It is upsetting to know that when you try your hardest the person you trusted most with yourself, had no reciprocation of those feelings. While you shared all of you, you weren’t the person that they were willing to fully share their feelings, thoughts and bad days with and that sucks. Having to sustain a relationship on your own is not worth having. I know and knew my self worth but I thought that person was as equally invested.
Things and situations change and people grow, yes grow but their fundamental characteristics don’t. It is up to both people to be strong and face challenges head on without feeling the pressure of whatever is going on. He wasn’t strong enough, he was a coward and he didn’t know how to value ME. Me who was willing and able, yet he chose to fight against the one person who was always going to be on his side, that wanted him to realize his own dreams and goals. While it still hurts and pains me to know that he was what I wanted, the feeling wasn’t mutual. How weak was he that he didn’t face the truth, that he didn’t see that I was strong and to be as strong as I was. Yet, still act as if nothing was wrong.
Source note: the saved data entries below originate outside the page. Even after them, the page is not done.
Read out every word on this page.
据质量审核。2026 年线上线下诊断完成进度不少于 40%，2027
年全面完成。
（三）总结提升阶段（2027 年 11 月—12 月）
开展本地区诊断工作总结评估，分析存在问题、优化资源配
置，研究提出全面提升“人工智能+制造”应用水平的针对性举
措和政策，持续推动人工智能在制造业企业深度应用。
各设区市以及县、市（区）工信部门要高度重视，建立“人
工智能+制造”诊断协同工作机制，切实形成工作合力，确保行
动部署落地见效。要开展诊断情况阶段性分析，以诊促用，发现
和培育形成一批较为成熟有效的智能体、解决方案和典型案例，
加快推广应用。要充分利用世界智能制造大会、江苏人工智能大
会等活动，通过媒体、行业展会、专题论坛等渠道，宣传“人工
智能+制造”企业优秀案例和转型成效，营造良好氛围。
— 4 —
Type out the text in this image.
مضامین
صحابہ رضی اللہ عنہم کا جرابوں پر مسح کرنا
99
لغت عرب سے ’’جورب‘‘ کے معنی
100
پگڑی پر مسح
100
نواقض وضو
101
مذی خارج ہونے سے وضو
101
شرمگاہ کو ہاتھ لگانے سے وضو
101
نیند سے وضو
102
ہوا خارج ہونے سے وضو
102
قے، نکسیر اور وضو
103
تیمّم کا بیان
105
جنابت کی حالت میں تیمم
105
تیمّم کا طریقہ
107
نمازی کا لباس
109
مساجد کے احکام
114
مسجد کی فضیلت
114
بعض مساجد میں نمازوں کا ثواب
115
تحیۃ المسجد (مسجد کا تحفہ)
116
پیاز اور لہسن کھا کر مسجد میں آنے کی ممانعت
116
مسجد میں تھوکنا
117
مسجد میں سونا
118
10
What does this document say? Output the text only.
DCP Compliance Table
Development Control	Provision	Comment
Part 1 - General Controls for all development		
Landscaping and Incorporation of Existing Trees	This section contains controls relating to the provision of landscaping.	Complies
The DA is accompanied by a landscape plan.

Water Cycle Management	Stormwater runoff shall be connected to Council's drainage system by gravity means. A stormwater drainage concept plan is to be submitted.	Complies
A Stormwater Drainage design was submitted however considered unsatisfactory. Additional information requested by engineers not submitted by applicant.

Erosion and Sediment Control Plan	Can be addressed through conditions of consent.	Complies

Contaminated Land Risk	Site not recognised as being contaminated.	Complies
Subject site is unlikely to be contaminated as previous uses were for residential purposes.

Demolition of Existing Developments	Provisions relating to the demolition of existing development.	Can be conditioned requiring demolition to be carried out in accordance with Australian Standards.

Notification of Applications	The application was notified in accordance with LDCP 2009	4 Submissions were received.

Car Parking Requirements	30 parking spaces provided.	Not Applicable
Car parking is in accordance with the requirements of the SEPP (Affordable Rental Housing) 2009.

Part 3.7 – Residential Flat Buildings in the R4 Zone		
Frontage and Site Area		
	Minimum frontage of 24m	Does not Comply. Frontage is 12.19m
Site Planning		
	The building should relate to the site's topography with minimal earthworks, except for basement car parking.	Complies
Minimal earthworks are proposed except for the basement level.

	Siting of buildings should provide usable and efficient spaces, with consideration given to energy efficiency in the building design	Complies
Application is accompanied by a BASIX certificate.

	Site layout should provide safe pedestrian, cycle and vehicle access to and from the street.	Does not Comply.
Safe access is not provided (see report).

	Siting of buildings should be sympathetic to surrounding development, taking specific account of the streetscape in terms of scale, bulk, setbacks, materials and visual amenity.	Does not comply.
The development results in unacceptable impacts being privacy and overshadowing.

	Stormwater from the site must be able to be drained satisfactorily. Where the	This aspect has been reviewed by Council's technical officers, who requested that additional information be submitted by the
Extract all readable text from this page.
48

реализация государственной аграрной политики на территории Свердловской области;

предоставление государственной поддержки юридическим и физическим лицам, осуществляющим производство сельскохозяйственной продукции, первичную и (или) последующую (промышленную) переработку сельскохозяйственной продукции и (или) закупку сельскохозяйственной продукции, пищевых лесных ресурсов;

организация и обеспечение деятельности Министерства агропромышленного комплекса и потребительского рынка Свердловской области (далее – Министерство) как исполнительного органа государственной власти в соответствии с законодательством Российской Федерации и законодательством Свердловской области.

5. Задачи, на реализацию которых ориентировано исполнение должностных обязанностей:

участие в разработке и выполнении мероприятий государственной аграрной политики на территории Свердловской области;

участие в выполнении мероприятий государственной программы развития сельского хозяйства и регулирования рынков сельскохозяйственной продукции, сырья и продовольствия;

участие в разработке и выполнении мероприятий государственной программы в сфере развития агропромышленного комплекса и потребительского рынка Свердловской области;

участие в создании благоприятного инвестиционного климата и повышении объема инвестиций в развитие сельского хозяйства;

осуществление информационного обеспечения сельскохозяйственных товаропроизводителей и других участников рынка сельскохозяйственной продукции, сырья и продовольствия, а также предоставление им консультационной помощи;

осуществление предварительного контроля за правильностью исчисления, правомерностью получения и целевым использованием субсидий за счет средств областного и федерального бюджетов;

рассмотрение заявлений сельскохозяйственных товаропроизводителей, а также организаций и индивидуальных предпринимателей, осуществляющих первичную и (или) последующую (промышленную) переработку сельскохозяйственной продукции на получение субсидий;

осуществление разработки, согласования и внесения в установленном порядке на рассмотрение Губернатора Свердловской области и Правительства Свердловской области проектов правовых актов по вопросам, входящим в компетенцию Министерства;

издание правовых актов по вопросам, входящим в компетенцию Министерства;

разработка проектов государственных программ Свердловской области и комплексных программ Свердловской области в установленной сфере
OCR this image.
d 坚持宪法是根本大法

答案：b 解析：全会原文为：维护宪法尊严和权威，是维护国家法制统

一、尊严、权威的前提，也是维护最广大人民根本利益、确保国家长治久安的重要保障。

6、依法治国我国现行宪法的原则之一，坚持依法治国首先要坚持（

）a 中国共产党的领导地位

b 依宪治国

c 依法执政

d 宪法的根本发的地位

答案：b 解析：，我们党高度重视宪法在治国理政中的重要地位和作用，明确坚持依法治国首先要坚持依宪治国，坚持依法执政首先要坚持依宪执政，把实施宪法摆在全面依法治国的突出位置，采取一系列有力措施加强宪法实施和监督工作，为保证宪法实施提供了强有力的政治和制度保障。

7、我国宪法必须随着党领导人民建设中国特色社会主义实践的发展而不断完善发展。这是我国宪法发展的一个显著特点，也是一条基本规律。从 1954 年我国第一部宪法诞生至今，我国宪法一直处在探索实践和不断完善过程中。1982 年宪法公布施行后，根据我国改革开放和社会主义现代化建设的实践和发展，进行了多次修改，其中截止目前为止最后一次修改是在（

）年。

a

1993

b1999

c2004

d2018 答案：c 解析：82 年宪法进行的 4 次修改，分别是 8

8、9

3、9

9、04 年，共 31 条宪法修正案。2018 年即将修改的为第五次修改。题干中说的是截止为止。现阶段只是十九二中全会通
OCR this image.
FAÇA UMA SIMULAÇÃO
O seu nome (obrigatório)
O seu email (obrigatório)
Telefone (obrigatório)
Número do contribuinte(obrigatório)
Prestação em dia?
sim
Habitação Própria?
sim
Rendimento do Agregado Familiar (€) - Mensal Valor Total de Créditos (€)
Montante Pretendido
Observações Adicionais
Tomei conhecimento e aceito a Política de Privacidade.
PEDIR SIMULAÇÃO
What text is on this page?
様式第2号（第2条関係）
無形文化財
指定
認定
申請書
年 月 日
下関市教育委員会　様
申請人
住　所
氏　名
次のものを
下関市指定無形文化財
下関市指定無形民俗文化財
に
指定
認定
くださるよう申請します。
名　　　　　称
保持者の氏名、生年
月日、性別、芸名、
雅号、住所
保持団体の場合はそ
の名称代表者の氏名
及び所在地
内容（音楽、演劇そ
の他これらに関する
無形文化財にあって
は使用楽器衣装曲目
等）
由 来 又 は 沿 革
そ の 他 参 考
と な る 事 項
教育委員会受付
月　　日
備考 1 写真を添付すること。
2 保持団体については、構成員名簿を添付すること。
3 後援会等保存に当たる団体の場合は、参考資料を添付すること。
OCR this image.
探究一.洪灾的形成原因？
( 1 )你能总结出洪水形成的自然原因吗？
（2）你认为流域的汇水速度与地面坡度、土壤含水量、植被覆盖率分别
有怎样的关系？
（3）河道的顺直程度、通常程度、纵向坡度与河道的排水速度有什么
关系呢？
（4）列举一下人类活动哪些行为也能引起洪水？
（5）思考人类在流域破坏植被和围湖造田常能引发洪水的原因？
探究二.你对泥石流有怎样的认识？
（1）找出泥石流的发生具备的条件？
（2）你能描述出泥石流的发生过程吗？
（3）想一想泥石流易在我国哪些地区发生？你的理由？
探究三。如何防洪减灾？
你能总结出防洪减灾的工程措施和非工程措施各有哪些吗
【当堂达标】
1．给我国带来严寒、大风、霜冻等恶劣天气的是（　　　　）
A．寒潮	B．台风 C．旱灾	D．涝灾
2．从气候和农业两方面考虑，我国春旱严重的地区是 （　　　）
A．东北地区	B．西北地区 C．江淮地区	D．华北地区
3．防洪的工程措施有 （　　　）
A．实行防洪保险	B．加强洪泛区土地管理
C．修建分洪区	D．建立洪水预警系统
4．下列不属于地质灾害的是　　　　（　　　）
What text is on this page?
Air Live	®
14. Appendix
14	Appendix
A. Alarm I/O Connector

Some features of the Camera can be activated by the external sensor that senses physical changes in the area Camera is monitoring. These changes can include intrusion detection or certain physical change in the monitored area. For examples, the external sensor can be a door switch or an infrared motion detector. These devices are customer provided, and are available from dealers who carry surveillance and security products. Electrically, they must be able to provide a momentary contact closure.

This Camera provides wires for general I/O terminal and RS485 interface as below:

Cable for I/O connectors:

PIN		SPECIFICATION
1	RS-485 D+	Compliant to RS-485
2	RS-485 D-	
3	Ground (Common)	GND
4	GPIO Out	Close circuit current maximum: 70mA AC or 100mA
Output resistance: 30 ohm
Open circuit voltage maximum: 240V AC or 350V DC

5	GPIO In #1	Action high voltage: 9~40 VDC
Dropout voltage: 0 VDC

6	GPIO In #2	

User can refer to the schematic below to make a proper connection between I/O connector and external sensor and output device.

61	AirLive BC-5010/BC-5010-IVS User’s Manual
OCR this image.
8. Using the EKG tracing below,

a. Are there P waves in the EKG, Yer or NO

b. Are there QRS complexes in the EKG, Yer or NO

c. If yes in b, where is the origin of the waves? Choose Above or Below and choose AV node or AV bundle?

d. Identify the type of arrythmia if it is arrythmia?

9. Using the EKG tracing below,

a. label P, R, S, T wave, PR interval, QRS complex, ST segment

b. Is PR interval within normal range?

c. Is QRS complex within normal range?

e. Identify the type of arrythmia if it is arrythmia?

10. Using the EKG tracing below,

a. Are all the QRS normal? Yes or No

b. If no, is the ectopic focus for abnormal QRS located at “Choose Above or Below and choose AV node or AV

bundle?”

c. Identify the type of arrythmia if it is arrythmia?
It’s been a week. They say, “His loss.” They are right. I love him and I always will. I don’t give up on people, but I also don’t want to force someone to make choices that aren’t mine to make. His journey of self fulfillment is his. If he ever needs me, I will be there but that is only if he is willing. I am not going to hurt myself further when I am not what he wants. He’s my best friend but sometimes it really is up to him to figure out what he wants. In the mean time I have to learn to let go, be free and achieve my goals. I am not going to wait, and I truly believe I deserve what he knows I deserve but isn’t willing to give… At least not to me.
That single life thou, I still got it. 😉
And yes, they are right when they say you only have one life, live it how you want, making your own choices, because I am fucking sure that it is no one else’s life but yours. Find your personal happiness because someone, somewhere is always going to have something negative to say.